Since the air at that time was one of the most
advanced engineering services, offering many watch
manufacturers to far more than the actual needs
airman watches to participate in the myth of
precision and high technology. All the pioneering
work of the aerospace industry can be found in the
history of the watch manufacturer.
The actual pilot watches were built early in the
dashboard and developed from the already
technically weitentwickelten chronometers of
seafaring. Achieve the required accuracy with a
wrist watch was more ambitious than a technical
necessity.
Today, the mechanical pilot watch and the
expression of many replicas of the time ghost of a
technically oriented, primarily male audience.
History
The French watchmaker Cartier has developed for
the Brazilian aviation pioneer Alberto Santos
Dumont in 1906, with the Cartier Santos, the first
special clock for pilots, which was worn on the
wrist. The idea was further developed by other
manufacturers, so that Fliegeruhren formed, which
met the needs of the former pilots.
At this time, watches were already known. Naval
and artillery officers were the first men who
watches used for timing. Widespread and accepted,
however, were only fashionable watches with
decorative function, which were worn by women.

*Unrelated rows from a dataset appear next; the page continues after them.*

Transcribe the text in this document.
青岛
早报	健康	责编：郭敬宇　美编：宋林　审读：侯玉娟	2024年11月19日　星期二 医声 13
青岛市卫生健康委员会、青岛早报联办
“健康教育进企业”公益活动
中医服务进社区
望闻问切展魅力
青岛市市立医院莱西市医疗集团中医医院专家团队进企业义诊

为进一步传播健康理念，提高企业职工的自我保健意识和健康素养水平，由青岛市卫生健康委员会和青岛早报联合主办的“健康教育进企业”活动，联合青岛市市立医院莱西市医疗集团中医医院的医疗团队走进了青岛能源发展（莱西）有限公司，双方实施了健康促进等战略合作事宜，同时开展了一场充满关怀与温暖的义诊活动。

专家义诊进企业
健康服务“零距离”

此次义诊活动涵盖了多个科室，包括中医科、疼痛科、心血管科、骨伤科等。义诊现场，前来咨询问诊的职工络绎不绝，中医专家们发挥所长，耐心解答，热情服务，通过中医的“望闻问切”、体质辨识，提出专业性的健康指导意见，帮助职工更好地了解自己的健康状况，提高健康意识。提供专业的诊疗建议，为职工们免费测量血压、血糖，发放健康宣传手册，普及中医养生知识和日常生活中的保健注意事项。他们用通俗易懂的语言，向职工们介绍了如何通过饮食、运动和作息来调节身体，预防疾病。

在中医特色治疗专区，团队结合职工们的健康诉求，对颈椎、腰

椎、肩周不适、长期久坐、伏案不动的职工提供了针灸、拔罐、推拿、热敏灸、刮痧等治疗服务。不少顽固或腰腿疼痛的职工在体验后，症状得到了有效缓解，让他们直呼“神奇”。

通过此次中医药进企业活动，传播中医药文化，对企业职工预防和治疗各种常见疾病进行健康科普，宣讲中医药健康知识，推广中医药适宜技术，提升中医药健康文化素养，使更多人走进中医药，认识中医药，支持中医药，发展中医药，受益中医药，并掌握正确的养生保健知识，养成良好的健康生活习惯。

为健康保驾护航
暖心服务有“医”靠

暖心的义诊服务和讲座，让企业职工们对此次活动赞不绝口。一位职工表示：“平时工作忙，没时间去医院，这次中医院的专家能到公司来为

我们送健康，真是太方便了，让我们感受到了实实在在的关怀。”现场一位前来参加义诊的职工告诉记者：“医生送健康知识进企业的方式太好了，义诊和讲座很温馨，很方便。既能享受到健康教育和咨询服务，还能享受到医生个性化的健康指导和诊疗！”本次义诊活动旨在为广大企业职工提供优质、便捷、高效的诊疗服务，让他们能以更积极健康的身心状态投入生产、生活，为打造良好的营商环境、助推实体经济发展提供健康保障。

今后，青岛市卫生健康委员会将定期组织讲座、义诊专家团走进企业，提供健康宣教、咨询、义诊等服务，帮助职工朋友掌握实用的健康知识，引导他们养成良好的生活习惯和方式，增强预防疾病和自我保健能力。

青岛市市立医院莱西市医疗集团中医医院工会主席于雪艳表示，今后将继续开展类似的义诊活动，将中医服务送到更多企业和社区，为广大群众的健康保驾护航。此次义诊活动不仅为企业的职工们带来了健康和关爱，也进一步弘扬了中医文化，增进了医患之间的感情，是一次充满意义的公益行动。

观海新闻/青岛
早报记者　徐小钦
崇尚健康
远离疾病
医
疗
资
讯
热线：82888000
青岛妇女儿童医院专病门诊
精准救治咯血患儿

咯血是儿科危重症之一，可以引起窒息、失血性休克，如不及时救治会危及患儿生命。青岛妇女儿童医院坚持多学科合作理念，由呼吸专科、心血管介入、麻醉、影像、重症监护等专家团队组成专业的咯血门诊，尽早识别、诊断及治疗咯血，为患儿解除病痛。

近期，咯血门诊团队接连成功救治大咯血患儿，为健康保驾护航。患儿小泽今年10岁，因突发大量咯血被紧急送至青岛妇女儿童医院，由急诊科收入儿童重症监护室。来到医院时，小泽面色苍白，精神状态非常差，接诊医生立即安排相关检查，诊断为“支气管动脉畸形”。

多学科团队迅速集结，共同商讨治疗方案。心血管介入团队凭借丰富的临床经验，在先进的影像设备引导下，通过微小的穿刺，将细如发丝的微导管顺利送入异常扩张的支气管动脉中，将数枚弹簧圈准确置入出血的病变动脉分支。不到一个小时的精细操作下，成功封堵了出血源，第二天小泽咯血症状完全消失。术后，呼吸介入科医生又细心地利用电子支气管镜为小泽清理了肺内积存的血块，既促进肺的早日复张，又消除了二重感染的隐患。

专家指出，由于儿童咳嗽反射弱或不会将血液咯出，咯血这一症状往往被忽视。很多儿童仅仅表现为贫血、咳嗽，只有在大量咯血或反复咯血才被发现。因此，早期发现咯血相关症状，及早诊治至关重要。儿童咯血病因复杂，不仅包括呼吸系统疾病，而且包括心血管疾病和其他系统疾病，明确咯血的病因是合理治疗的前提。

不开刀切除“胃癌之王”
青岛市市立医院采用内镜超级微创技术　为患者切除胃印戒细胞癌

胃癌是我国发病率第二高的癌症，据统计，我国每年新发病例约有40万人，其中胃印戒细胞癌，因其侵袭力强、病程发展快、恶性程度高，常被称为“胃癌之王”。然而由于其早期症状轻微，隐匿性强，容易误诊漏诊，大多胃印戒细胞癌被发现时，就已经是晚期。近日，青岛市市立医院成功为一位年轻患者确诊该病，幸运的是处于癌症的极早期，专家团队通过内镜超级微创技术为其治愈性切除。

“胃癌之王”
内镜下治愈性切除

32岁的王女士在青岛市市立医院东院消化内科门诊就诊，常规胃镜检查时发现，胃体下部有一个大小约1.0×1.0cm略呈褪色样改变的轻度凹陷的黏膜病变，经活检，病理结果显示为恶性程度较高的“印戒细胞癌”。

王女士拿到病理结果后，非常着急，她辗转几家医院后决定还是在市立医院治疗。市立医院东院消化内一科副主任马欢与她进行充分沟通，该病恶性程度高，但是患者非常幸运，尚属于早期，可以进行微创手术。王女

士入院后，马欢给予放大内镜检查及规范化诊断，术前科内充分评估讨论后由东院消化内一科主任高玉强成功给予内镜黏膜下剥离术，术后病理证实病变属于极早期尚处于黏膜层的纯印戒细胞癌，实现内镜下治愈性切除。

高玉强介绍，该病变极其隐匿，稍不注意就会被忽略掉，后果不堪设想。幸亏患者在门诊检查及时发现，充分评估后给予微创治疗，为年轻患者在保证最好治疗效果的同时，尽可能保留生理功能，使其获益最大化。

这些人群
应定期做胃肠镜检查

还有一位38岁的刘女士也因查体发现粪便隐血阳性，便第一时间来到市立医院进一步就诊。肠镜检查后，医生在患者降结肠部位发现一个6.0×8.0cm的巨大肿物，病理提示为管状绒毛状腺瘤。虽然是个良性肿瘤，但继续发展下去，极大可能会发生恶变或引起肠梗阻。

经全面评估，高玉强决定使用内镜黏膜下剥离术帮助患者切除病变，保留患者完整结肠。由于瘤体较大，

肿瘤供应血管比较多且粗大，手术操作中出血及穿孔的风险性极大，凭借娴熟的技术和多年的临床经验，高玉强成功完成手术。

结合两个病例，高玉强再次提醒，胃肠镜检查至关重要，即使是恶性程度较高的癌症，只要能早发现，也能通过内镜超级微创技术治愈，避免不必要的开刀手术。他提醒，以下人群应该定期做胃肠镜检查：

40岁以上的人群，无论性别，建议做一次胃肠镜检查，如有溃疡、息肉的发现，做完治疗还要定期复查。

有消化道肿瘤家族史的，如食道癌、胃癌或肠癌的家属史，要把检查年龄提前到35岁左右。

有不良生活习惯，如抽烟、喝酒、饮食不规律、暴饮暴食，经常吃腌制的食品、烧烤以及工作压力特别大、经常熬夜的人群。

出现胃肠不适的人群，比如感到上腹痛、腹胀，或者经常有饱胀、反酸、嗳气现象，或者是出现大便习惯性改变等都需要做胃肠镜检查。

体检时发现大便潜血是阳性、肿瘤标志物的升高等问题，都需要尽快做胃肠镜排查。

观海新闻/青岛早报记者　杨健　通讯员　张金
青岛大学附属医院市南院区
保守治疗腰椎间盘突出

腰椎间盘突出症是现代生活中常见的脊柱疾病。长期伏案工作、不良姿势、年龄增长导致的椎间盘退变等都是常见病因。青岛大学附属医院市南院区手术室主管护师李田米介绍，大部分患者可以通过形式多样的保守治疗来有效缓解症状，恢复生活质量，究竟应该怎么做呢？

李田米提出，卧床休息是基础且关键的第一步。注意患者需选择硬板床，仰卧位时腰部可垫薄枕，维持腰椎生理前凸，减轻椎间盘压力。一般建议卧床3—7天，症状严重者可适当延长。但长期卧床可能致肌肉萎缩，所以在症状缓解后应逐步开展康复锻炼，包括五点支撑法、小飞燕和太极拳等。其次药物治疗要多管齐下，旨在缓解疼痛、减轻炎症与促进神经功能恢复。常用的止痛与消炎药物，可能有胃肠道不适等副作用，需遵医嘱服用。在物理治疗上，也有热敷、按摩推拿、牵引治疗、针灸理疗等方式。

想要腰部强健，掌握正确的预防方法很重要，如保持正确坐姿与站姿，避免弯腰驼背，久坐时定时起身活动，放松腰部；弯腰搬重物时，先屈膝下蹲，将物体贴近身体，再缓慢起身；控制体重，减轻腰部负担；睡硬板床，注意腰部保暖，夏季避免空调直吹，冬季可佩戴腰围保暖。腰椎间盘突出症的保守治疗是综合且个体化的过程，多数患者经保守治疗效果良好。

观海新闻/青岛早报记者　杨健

The
advent of aviation watches contributed to wider
acceptance of wristwatches for men.
pilot watches possessed accurate mechanical watch
movements were constructed and unadorned, rugged
and shock resistant. Many models have extra long
straps, to be able to wear them on the pilots
jacket. The dial was rich in contrast - usually
white on a black background estimates - was being
frequently present in addition to the hour ring a
separate chapter ring. Often printed instead of
the number twelve was a marked triangle. Numbers,
triangle, and were usually associated with
luminescent hands, radioactively doped luminescent
color coated to allow for visibility at night. The
crown was designed particularly strong and
effective enough so that the clock could be
adjusted and raised, even with gloves. The clocks
often have a total station, which facilitates the
calculation of the velocity.
Further developments were equipped with rotary dials for the celestial
navigation - in this development, Charles Lindbergh was involved. For use in
military aviation features like anti-magnetism and the resilience to extreme
climatic and kinetic pressures were essential. It proved to be a purely
mechanical watch movements emerging quartz watches for a long time as a
superior.
After World War I took on board clocks installed in the aircraft, the tasks
of the pilot watches that are only needed as a replacement system or for the
individual tasks of individual members of the crew usually multiheaded then
imported into the more modern aircraft types.